Cases applying the 2021 amendments to Florida Rule of Civil Procedure 1.510, often referred to as the summary judgment rule, are starting to filter through the appellate courts. The Fourth DCA recently applied portions of the rule which were changed by the amendment to two cases: Tucker v. LNV Corp., No. 4D22-984, 2023 WL 3606462 (Fla. 4th DCA May 24, 2023) and Brown v. Regan, No. 4D22-2352, 2023 WL 4094879 (Fla. 4th DCA June 21, 2023). Tucker involved a residential foreclosure which was resolved on summary judgment in favor of the lender based on a rule 1.510 motion and hearing.[i] The borrower appealed the foreclosure judgment claiming that it lacked the necessary findings required by amended rule 1.510 because the judgment contained only “a conclusory statement that there is or is not a genuine dispute as to a material issue.”

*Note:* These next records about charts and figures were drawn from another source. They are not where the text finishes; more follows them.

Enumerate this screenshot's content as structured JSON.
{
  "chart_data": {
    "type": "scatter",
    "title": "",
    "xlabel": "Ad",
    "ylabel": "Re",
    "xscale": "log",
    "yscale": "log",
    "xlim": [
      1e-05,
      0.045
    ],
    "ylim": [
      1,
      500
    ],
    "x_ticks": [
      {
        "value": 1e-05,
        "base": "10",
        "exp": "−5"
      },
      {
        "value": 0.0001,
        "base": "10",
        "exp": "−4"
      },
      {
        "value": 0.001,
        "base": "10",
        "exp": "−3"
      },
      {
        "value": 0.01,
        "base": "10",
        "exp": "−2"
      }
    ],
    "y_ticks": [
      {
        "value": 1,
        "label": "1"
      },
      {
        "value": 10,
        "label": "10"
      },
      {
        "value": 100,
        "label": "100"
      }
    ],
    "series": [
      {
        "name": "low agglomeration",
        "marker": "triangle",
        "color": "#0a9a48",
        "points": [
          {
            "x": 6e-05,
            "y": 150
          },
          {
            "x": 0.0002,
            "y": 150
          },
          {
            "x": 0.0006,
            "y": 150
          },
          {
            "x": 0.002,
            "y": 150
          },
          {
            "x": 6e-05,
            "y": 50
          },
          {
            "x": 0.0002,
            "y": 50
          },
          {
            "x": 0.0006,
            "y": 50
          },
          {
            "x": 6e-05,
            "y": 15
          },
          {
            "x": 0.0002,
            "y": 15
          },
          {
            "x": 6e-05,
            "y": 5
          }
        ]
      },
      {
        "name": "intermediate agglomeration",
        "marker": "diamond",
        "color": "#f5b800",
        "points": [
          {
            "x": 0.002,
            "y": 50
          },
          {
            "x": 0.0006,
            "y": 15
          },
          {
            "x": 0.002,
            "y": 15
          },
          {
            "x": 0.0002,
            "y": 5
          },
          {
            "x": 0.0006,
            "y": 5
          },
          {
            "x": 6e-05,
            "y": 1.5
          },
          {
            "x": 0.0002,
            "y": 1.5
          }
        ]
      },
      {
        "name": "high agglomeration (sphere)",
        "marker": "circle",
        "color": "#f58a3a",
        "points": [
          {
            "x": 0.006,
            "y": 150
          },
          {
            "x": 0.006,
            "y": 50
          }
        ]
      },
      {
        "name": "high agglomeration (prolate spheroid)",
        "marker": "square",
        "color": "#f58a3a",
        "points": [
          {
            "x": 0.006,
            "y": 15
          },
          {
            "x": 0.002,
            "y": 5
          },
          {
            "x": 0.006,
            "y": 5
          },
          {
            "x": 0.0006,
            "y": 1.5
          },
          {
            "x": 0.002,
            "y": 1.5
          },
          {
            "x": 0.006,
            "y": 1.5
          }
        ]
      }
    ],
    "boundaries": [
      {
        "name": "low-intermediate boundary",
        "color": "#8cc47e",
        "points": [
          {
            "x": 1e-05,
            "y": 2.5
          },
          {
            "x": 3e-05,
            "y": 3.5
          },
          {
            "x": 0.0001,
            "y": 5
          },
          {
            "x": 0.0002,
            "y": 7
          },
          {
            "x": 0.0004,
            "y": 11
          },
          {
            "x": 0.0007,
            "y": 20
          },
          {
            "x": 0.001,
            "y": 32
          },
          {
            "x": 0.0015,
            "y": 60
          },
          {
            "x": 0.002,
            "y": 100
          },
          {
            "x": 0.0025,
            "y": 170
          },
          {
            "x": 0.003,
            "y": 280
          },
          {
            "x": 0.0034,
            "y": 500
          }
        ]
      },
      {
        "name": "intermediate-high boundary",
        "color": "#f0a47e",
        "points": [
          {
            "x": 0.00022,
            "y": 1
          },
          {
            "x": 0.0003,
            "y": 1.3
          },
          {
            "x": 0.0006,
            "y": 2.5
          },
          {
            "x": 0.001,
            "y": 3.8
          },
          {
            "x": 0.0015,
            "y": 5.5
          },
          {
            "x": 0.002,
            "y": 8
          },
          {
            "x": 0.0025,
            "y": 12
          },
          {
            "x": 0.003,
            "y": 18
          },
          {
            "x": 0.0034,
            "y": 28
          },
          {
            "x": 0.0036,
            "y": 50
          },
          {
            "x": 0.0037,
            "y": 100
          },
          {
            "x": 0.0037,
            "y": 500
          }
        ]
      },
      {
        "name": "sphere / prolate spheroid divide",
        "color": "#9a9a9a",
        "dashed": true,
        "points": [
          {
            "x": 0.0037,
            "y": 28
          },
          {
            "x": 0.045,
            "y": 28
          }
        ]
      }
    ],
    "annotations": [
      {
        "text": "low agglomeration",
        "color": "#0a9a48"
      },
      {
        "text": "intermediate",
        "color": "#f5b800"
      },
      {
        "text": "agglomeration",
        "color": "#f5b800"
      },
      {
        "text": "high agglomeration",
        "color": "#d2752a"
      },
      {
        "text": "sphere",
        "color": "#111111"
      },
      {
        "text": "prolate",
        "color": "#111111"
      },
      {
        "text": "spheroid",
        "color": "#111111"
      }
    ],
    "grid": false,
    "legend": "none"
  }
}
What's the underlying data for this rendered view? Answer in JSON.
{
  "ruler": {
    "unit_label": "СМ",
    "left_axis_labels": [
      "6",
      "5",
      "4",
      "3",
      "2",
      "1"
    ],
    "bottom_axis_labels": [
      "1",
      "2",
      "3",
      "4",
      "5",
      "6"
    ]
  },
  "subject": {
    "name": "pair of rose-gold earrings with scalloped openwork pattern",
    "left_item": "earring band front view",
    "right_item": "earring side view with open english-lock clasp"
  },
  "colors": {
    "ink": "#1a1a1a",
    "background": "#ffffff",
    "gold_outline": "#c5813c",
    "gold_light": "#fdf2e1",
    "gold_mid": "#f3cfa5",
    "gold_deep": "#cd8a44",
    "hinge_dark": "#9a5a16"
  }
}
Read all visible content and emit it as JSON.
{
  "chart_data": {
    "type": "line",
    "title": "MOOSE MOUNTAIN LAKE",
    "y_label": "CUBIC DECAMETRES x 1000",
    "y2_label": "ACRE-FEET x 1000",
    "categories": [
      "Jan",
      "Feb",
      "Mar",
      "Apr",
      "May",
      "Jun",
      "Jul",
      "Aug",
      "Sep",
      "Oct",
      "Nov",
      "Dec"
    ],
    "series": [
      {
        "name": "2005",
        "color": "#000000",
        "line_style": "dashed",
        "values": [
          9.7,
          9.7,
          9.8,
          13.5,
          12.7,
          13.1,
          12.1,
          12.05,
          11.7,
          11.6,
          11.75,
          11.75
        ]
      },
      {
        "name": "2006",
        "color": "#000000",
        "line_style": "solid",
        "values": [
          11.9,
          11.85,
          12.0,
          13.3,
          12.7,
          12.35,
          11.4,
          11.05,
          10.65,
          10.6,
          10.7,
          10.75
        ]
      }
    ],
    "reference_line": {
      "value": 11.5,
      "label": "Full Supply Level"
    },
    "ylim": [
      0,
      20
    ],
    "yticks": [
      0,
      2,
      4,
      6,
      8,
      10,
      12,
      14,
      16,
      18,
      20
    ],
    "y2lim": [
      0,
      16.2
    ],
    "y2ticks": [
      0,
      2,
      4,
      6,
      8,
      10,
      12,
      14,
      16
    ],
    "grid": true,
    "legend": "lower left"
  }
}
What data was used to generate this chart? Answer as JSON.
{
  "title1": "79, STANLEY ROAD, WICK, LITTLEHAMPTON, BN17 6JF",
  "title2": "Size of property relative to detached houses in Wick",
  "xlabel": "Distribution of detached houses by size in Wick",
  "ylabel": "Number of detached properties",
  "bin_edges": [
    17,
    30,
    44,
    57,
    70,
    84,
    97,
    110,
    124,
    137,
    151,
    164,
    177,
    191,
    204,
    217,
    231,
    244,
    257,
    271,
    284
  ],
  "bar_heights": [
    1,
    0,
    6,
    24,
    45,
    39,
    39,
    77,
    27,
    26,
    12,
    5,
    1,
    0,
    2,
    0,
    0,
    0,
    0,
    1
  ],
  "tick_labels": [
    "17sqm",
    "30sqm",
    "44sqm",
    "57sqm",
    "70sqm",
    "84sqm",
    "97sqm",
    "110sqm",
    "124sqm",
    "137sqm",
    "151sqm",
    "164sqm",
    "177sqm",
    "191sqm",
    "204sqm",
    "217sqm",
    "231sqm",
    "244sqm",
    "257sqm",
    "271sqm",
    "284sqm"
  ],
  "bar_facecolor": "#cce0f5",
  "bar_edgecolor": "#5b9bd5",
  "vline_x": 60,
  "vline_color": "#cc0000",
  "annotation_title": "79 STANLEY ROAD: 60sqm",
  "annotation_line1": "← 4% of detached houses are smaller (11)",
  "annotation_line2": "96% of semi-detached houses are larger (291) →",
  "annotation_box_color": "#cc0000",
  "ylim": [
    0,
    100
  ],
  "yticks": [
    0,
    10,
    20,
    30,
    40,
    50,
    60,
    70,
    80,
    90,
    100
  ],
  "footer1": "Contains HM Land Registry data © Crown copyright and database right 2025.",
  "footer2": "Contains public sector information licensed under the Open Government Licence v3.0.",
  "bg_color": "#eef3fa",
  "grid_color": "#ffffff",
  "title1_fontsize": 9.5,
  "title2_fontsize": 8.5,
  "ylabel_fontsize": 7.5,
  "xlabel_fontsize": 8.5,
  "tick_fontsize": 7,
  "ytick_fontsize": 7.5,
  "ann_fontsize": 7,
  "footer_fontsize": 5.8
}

The Court’s analysis pertained to a portion of subsection (a) of rule 1.510 which reads in pertinent part: “The court shall state on the record the reasons for granting or denying the motion.” Fla. R. Civ. P. 1.510(a). Notably, to satisfy the “state on the record” requirement, the court can make oral pronouncements or include written findings in the judgment. Although, the above provision is mandatory, the Fourth DCA found that it was precluded from reaching the merits of the issue for two reasons: Firstly, the borrower failed to provide a transcript of the proceedings so the Court could not determine if the trial court orally pronounced the factual findings thereby satisfying the “on the record” requirement. The Court noted: “The most salient impediment to meaningful review of the trial court’s decision is not the absence of findings, but the absence of a transcript.”[ii]
Secondly, the Court explained that the alleged lack of adequate findings in the judgment – appearing for the first time on the face of the judgment – had to be the subject of a motion for rehearing so the lower court could correct any error without the need for appellate intervention.[iii] By failing to bring the issue to the trial court prior to raising it on appeal, Tucker waived any deficiencies stemming from the court’s findings. However, the Fourth DCA did reverse a portion of the judgment which awarded attorneys’ fees based on LNV Corp.’s failure to comply with the increased time requirement for filing the motion along with “[s]upporting factual positions” at least 40-days[iv] prior to the hearing.
Similarly, in Brown, the Fourth DCA reviewed a final summary judgment under the newly amended standards of rule 1.510, this time in a constructive trust case.[v] In Brown, the Court found the summary judgment lacked the requisite factual findings required by rule 1.510(a) because “the order only vaguely described the factual history of the underlying theft and fraud and did not recite the legal background ‘with enough specificity’ for appellate review.” The Court reversed the judgment and remanded for further proceedings.
[i] Tucker, at 1. All future quotations or references are to this citation until indicated otherwise.
[ii] Tucker, at 1 (quoting Esaw v. Esaw, 965 So. 2d 1261, 1264 (Fla. 2d DCA 2007)).
[iii] Tucker, at 2.
[iv] Fla. R. Civ. P. 1.510(C). The pre-amended version of the rule only required 20 days.
[v] Brown, at 1. All future quotations or references are to this citation until indicated otherwise.